This is another one of those books that we're supposed to believe is a real book written by a fictional character. No, I'm sorry: the real writings of a fictional character retold by Death.
Sigh... Where do I start.
"The Book Thief" is certainly "hugely ambitious" as The New York Times says, but is most certainly not "life changing." It's Holocaust literature. I hate to be crass, but it is the same old same old. It told me nothing new about the Holocaust nor did it present anything about WWII in a new, unique, or interesting light.
*HOWEVER* I will say that this is an excellent book for young adults (which is what it is and how it is cataloged). But if your mental capacity is beyond that of the 5-minute attention span variety, don't read this book. Well, you can read it, but don't say I didn't warn you.
I have so many issues with this book; the biggest of which is style. Stylistically, this book is terrible. One of the discussion guide questions is "How Does Zusak use the literary device of foreshadowing to pull the reader into the story?" Miserably. He doesn't foreshadow. He has Death literally spell out what happens 6 months or years in the future and then says something flippant like, But I'll talk more about that latter. It's annoying. It doesn't pull me into the story. If anything it's a turn-off.
And I don't need a preview of every chapter. Each section lists the chapters within it. Why? So I can estimate how long the section will be and how much time it will take me to get through it? And there is no fluidity to the chapters. 20 lines, page break. 12 lines, page break. 54 lines, page break. The story is initially told in cloudy, vague snippets. There is no way to piece together a coherent picture of what is going on. It isn't until around pate 170 that a story really begins to be told, and then it takes another 100+ pages for that story to be any good.
For a book focusing on the power of words, Zusak has a pretty poor grip on language. It's like he's trying too hard. I'll throw in a lot of unnecessary swearing and blaspheming because then the kids will think the book is edgy and cool. His metaphors are terrible. It's as if he was trying out the concept of pathetic fallacy for the first time, and continually failed.
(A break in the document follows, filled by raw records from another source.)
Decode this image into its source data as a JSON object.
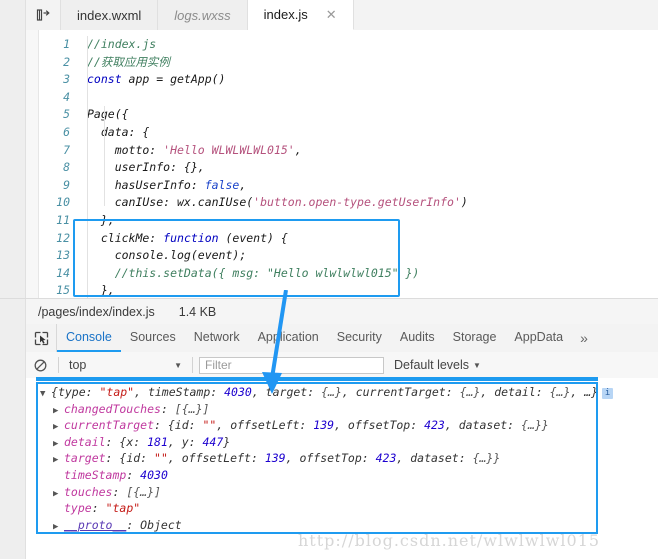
{
  "tabbar": {
    "panel_icon": "split-panel-icon",
    "tabs": [
      {
        "label": "index.wxml",
        "state": "inactive"
      },
      {
        "label": "logs.wxss",
        "state": "preview"
      },
      {
        "label": "index.js",
        "state": "active"
      }
    ],
    "close_glyph": "✕"
  },
  "editor": {
    "line_numbers": [
      "1",
      "2",
      "3",
      "4",
      "5",
      "6",
      "7",
      "8",
      "9",
      "10",
      "11",
      "12",
      "13",
      "14",
      "15"
    ],
    "lines": [
      {
        "n": "1",
        "text": "//index.js"
      },
      {
        "n": "2",
        "text": "//获取应用实例"
      },
      {
        "n": "3",
        "text": "const app = getApp()"
      },
      {
        "n": "4",
        "text": ""
      },
      {
        "n": "5",
        "text": "Page({"
      },
      {
        "n": "6",
        "text": "  data: {"
      },
      {
        "n": "7",
        "text": "    motto: 'Hello WLWLWLWL015',"
      },
      {
        "n": "8",
        "text": "    userInfo: {},"
      },
      {
        "n": "9",
        "text": "    hasUserInfo: false,"
      },
      {
        "n": "10",
        "text": "    canIUse: wx.canIUse('button.open-type.getUserInfo')"
      },
      {
        "n": "11",
        "text": "  },"
      },
      {
        "n": "12",
        "text": "  clickMe: function (event) {"
      },
      {
        "n": "13",
        "text": "    console.log(event);"
      },
      {
        "n": "14",
        "text": "    //this.setData({ msg: \"Hello wlwlwlwl015\" })"
      },
      {
        "n": "15",
        "text": "  },"
      }
    ],
    "highlight_color": "#1e9bf0"
  },
  "pathbar": {
    "path": "/pages/index/index.js",
    "size": "1.4 KB"
  },
  "devtools": {
    "inspect_icon": "inspect-element-icon",
    "tabs": [
      {
        "label": "Console",
        "active": true
      },
      {
        "label": "Sources",
        "active": false
      },
      {
        "label": "Network",
        "active": false
      },
      {
        "label": "Application",
        "active": false
      },
      {
        "label": "Security",
        "active": false
      },
      {
        "label": "Audits",
        "active": false
      },
      {
        "label": "Storage",
        "active": false
      },
      {
        "label": "AppData",
        "active": false
      }
    ],
    "more_glyph": "»"
  },
  "filterbar": {
    "clear_icon": "clear-console-icon",
    "context_value": "top",
    "context_caret": "▼",
    "filter_placeholder": "Filter",
    "filter_value": "",
    "levels_label": "Default levels",
    "levels_caret": "▼"
  },
  "console": {
    "accent_color": "#1e9bf0",
    "info_badge": "i",
    "entries": [
      {
        "id": "root",
        "expander": "▼",
        "indent": 0,
        "segments": [
          {
            "t": "{",
            "c": "plain"
          },
          {
            "t": "type: ",
            "c": "plain"
          },
          {
            "t": "\"tap\"",
            "c": "str"
          },
          {
            "t": ", timeStamp: ",
            "c": "plain"
          },
          {
            "t": "4030",
            "c": "num"
          },
          {
            "t": ", target: ",
            "c": "plain"
          },
          {
            "t": "{…}",
            "c": "gray"
          },
          {
            "t": ", currentTarget: ",
            "c": "plain"
          },
          {
            "t": "{…}",
            "c": "gray"
          },
          {
            "t": ", detail: ",
            "c": "plain"
          },
          {
            "t": "{…}",
            "c": "gray"
          },
          {
            "t": ", …}",
            "c": "plain"
          }
        ],
        "badge": true
      },
      {
        "id": "changedTouches",
        "expander": "▶",
        "indent": 1,
        "segments": [
          {
            "t": "changedTouches",
            "c": "prop"
          },
          {
            "t": ": ",
            "c": "plain"
          },
          {
            "t": "[{…}]",
            "c": "gray"
          }
        ],
        "badge": false
      },
      {
        "id": "currentTarget",
        "expander": "▶",
        "indent": 1,
        "segments": [
          {
            "t": "currentTarget",
            "c": "prop"
          },
          {
            "t": ": {id: ",
            "c": "plain"
          },
          {
            "t": "\"\"",
            "c": "str"
          },
          {
            "t": ", offsetLeft: ",
            "c": "plain"
          },
          {
            "t": "139",
            "c": "num"
          },
          {
            "t": ", offsetTop: ",
            "c": "plain"
          },
          {
            "t": "423",
            "c": "num"
          },
          {
            "t": ", dataset: ",
            "c": "plain"
          },
          {
            "t": "{…}}",
            "c": "gray"
          }
        ],
        "badge": false
      },
      {
        "id": "detail",
        "expander": "▶",
        "indent": 1,
        "segments": [
          {
            "t": "detail",
            "c": "prop"
          },
          {
            "t": ": {x: ",
            "c": "plain"
          },
          {
            "t": "181",
            "c": "num"
          },
          {
            "t": ", y: ",
            "c": "plain"
          },
          {
            "t": "447",
            "c": "num"
          },
          {
            "t": "}",
            "c": "plain"
          }
        ],
        "badge": false
      },
      {
        "id": "target",
        "expander": "▶",
        "indent": 1,
        "segments": [
          {
            "t": "target",
            "c": "prop"
          },
          {
            "t": ": {id: ",
            "c": "plain"
          },
          {
            "t": "\"\"",
            "c": "str"
          },
          {
            "t": ", offsetLeft: ",
            "c": "plain"
          },
          {
            "t": "139",
            "c": "num"
          },
          {
            "t": ", offsetTop: ",
            "c": "plain"
          },
          {
            "t": "423",
            "c": "num"
          },
          {
            "t": ", dataset: ",
            "c": "plain"
          },
          {
            "t": "{…}}",
            "c": "gray"
          }
        ],
        "badge": false
      },
      {
        "id": "timeStamp",
        "expander": "",
        "indent": 1,
        "segments": [
          {
            "t": "timeStamp",
            "c": "prop"
          },
          {
            "t": ": ",
            "c": "plain"
          },
          {
            "t": "4030",
            "c": "num"
          }
        ],
        "badge": false
      },
      {
        "id": "touches",
        "expander": "▶",
        "indent": 1,
        "segments": [
          {
            "t": "touches",
            "c": "prop"
          },
          {
            "t": ": ",
            "c": "plain"
          },
          {
            "t": "[{…}]",
            "c": "gray"
          }
        ],
        "badge": false
      },
      {
        "id": "type",
        "expander": "",
        "indent": 1,
        "segments": [
          {
            "t": "type",
            "c": "prop"
          },
          {
            "t": ": ",
            "c": "plain"
          },
          {
            "t": "\"tap\"",
            "c": "str"
          }
        ],
        "badge": false
      },
      {
        "id": "proto",
        "expander": "▶",
        "indent": 1,
        "segments": [
          {
            "t": "__proto__",
            "c": "proto"
          },
          {
            "t": ": Object",
            "c": "plain"
          }
        ],
        "badge": false
      }
    ]
  },
  "watermark": {
    "text": "http://blog.csdn.net/wlwlwlwl015"
  }
}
His images are almost there, and then they fall pathetically and sometimes confusingly short. I honestly tried to overlook it, but after a while I just couldn't; it became to much. Does he even understand the difference between a noun and an adjective? "the darkness sky", "kindness silver eyes." These are elementary mistakes. He's not trying to be new and edgy with language, he is misusing it all together.
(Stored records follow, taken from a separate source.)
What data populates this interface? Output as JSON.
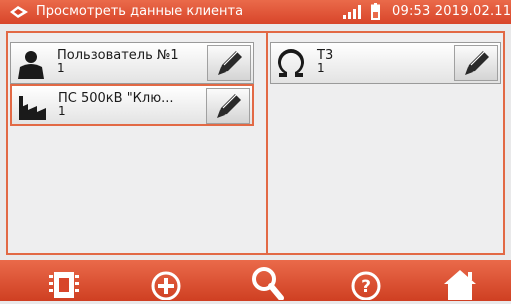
{
  "header": {
    "title": "Просмотреть данные клиента",
    "time": "09:53 2019.02.11",
    "logo_icon": "sonel-logo-icon",
    "signal_icon": "signal-strength-icon",
    "battery_icon": "battery-icon"
  },
  "left_panel": {
    "items": [
      {
        "label": "Пользователь №1",
        "sub": "1",
        "icon": "user-icon",
        "selected": false
      },
      {
        "label": "ПС 500кВ \"Клю...",
        "sub": "1",
        "icon": "factory-icon",
        "selected": true
      }
    ]
  },
  "right_panel": {
    "items": [
      {
        "label": "Т3",
        "sub": "1",
        "icon": "ohm-icon",
        "selected": false
      }
    ]
  },
  "bottom_bar": {
    "buttons": [
      "memory-icon",
      "add-icon",
      "search-icon",
      "help-icon",
      "home-icon"
    ]
  },
  "colors": {
    "accent": "#e26945",
    "header_bg": "#d8452a",
    "panel_bg": "#eeeeef"
  }
}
Here are some other examples of what I could not ignore:
The book was "like a beautiful itch at Liesel Meminger's feet."
"It chores me."
"His muscles felt like cake."
"something ridiculed her throat."
"a miscarriaged pause" (Is that supposed to be a play on a pregnant pause? Even so, it doesn't work.)
"Her expression stroked the man on his face."
It's just so unpolished and, well, juvenile.
Another thing I couldn't stand were Death's little interruptions. On the whole, they were patronizing and unhelpful. This one was particularly supercilious:
A pair of train guards.
A pair of grave diggers.
When it comes down to it, one of them called the shots.
The other did what he was told.
The question is, what if the other is a lot more than one?
Thanks for the painfully obvious not-even-veiled allusion to the beginnings and operations of the Nazi party. I could have figured that out on my own. Also, I didn't need Death to point out exactly why Liesel stole the first book. But yes, maybe because it is young adult literature the author leads the readers more deliberately to his own conclusions.
Death in general bothered me. Don't use Death as the narrator, as a real person. Saying if I want to know what Death looks like just look in the mirror. Giving Death a physical heart. It's too far-fetched. I believe in suspension of disbelief, but that is just asking too much of me. Also, Death's obsession with colors and the half-baked descriptions of a day as a color serve no purpose. Take it out.
"The Book Thief" received monumental praise and several awards; I don't see it. Again, it is a great young adult book. So in that respect I understand the accolades. But there is nothing new about the way this book presents WWII. The mechanics are faulty. If your interest in literature exceeds that of a 16 or 17-year-old, skip this book.